The five federal banking and trading market regulators as of this week are all signed on to issuing a proposed rule that would greatly relieve regulatory requirements for many banks under the Volcker Rule, created in 2013 to prohibit proprietary trading by banking organizations.
The notice of proposed rulemaking, 494 pages long in draft format, is being issued jointly for comment by the Federal Reserve Board, the Commodity Futures Trading Commission (CFTC), the Federal Deposit Insurance Corp. (FDIC), the Office of the Comptroller of the Currency (OCC), and the Securities and Exchange Commission (SEC). SEC was among the last to sign on; like the CFTC, the commission was not unanimous in issuing this proposal. Comments will be accepted for 60 days after publication in the Federal Register.

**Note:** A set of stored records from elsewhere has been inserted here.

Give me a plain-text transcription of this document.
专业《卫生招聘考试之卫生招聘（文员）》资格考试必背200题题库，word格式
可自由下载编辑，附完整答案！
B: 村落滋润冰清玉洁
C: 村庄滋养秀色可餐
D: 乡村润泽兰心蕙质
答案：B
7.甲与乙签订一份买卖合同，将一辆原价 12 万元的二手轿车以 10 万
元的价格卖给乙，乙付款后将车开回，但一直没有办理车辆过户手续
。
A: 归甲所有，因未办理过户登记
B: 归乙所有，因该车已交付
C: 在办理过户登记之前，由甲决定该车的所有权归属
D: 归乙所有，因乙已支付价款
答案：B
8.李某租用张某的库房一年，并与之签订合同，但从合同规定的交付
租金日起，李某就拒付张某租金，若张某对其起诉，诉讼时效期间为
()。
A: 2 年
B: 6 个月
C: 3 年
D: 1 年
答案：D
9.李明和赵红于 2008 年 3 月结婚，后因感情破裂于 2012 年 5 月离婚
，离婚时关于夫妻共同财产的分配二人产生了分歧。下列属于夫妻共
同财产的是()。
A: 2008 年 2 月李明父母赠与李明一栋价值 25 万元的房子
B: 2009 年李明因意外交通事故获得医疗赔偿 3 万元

The proposal tailors Volcker Rule requirements for three tiers of firms based on trading activity level. In brief, firms with less than $1 billion of consolidated gross trading assets and liabilities would have a rebuttable presumption of compliance with the rule. This group reportedly represents about 98 percent of total U.S. trading activity by banking entities.
A later proposal will address the Volcker Rule exemption provided by the recently enacted Economic Growth, Regulatory Reform, and Consumer Protection Act. Signed into law May 24, the statute exempts from the Volcker Rule banks having less than $10 billion in consolidated assets and total trading assets and liabilities equaling no more than 5% of consolidated assets; it also revises naming provisions for covered funds.
While this proposal doesn’t address the new exemption, regulators do not plan to enforce Volcker Rule restrictions “in a manner inconsistent” with the new law. They add that the proposed rule itself is not inconsistent with the statutory Volcker Rule changes.